FATIMETU (6 AÑOS, MAURITANIA)

Enferma del corazón

«Ya no me desmayo cuando corro»
Fatimetu es «pura vida». Habla por los codos y no para quieta un minuto.
Nada que ver con la niña de apenas quince kilos que llegó al aeropuerto de Loiu hace casi un año aquejada de un problema de corazón. «Le tuvimos que comprar una silla de ruedas porque la pobre no podía dar cuatro pasos seguidos.
Se desmayaba», recuerda su familia de acogida. Fati se sometió a la primera operación el pasado mes de octubre en el hospital de Cruces.
El pronóstico de la pequeña era complicado, pero el equipo del doctor Aramendi obró el milagro.

Una segunda intervención en marzo «devolvía la vida» a una niña que es un
«regalo del cielo» para su «amatxu» de Algorta. A Maite Serrano y a su hija Vanesa se les cae la baba con su «bombón de chocolate». «Poder ayudar a niños como Fatimetu es un lujo», aseguran.

La pequeña se ha integrado en la familia «sin ningún problema».
«Cuando llegó se pasaba horas encendiendo y apagando las luces.
Alucinaba con todo. Guardaba la comida porque creía que se iba a acabar y no sabía andar con zapatos...

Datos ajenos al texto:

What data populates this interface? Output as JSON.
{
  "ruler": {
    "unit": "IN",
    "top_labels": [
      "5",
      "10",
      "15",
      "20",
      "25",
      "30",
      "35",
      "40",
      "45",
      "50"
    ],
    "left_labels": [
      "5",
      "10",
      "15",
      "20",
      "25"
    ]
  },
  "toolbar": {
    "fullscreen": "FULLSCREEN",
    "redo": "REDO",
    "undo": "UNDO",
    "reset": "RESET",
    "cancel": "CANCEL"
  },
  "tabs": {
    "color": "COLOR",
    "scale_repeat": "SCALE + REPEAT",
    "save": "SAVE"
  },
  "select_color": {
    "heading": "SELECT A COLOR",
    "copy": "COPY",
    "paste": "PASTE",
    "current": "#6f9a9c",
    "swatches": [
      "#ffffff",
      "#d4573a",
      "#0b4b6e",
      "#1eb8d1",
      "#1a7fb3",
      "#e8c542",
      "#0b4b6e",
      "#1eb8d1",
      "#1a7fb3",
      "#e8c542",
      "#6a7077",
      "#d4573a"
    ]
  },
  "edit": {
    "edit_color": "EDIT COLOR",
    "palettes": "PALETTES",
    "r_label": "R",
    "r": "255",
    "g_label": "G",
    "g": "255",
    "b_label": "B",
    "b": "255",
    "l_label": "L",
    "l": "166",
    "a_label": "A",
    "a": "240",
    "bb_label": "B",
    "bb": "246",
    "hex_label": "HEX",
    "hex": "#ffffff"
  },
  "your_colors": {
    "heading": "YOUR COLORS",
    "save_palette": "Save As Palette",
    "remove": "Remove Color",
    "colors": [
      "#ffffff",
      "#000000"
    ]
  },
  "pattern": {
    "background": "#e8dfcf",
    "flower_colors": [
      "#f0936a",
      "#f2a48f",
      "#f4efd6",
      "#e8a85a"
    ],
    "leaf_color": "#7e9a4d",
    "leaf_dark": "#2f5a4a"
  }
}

Nos ha enseñado a ver la vida a través de sus ojos», explica Vanesa, mientras la pequeña la somete a una sesión de fotos con su cámara digital.
«Es una niña muy fuerte. Lo ha pasado realmente mal y jamás se ha quejado.
Al contrario. Es muy consciente de que ha venido a curarse y que va a regresar a su país.

De hecho, en casa le recordamos todos los días a su familia», comenta Maite.
El programa de atenciones médicas especializadas ha cambiado la vida de la pequeña. «Los médicos de Cruces me han curado, pero tengo que volver dentro de seis meses porque me tienen que volver a operar», explica con desparpajo.

A Fatimetu le encantan «la pizza y los macarrones con tomate que hace ama»,
ir a San Mamés, el circo, la playa... «El Olentzero me regaló la equipación del Athletic, un montón de muñecas y dos lauburus», explica de carrerilla. Maite y su marido viven para la pequeña. «La dedicación es total, pero merece la pena», reconocen. Fati ha conquistado a la familia Moreno y a todo su entorno. En unos días, la pequeña volverá a su país de origen.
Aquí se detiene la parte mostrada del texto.